The actor in the Amazon web-series Paatal Lok (2020)
The actor in the Amazon web-series Paatal Lok (2020)

I get very influenced by the kind of shows and films I watch. There's a crime series where the main detective is a plus-size actress. You can see that the hairdresser wouldn't have brushed up her hair even once. She looked like a haggard in all 10 episodes. She doesn't sleep well. There's no make up, no earrings, just running around wearing a shirt, pant and a coat. She did what the character demanded and she didn't give a fuck. Because I am a woman I observe these things, for example, there are scenes at home where she is not wearing an underwire bra. You can just see the difference. I get totally influenced by all this.

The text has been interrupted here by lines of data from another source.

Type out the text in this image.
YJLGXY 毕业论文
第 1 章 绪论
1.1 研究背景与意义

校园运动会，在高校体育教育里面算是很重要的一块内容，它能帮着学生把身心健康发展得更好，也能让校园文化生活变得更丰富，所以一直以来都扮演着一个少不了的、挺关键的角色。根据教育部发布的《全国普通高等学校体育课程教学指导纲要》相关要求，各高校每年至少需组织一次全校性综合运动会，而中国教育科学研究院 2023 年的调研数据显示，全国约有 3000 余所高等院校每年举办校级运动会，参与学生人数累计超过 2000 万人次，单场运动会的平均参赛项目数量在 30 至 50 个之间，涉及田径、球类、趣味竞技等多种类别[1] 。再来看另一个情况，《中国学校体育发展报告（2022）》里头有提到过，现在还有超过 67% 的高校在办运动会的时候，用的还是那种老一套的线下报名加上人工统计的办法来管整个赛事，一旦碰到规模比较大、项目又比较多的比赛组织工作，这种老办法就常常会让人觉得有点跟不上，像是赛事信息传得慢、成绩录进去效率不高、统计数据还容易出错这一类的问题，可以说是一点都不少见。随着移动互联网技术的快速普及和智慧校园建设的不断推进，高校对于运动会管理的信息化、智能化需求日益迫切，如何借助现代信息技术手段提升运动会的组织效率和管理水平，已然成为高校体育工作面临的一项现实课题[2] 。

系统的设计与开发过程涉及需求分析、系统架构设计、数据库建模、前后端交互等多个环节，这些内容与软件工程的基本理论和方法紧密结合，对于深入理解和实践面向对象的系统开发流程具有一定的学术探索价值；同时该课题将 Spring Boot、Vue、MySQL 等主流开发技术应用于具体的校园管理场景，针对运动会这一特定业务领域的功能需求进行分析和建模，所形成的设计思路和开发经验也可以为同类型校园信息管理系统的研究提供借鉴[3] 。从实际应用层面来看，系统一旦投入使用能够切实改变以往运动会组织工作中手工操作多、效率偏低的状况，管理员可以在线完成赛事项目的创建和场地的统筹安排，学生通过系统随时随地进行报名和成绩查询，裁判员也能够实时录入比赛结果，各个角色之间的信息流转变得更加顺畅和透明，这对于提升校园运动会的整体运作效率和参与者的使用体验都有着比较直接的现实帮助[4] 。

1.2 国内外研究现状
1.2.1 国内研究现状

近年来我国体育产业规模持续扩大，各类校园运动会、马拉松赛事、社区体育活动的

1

Is that how you've always approached your roles?

I have been trying to do this for a very long time. Have you seen Take One? If you ask me the 5 best films of my career, I would count it as one. It's about the MMS clip of an actress getting leaked. If you see that film, wherever I had to look like shit, I looked like shit.

What would be your 5 best performances according to you?

Take One, Kia and Cosmos. Asamapta, where I was so consumed by the character that I would imagine talking to her, trying to persuade her to get out of that marriage. Bhooter Bhabishyat, because I don't think I'll play a character like that. I will say Paatal Lok, because I share maximum screen space with a dog. And also Detective Byomkesh Bakshy. It was such a mysterious character, and also the hours and hours of getting ready. Just doing that hair would take 3 hours. If the unit call time would be 6 in the morning, my call time would be 2 at night. Getting those picture perfect eyebrows and lips because Dibakar had references of Marilyn Monroe. My make up artist was flown down to New York to get specific eye lashes that were not available in India. Dibakar (Banerjee) wanted the shadow of lashes on my cheek bones. Four different brushes for the lip ticks, the line had to be perfect, the shade has to be perfect… Also the love that my DoP Nikos Andritsakis had showered on me, the filters and butter papers. I really had to experience that once in my life. I was only salivating looking at myself on screen.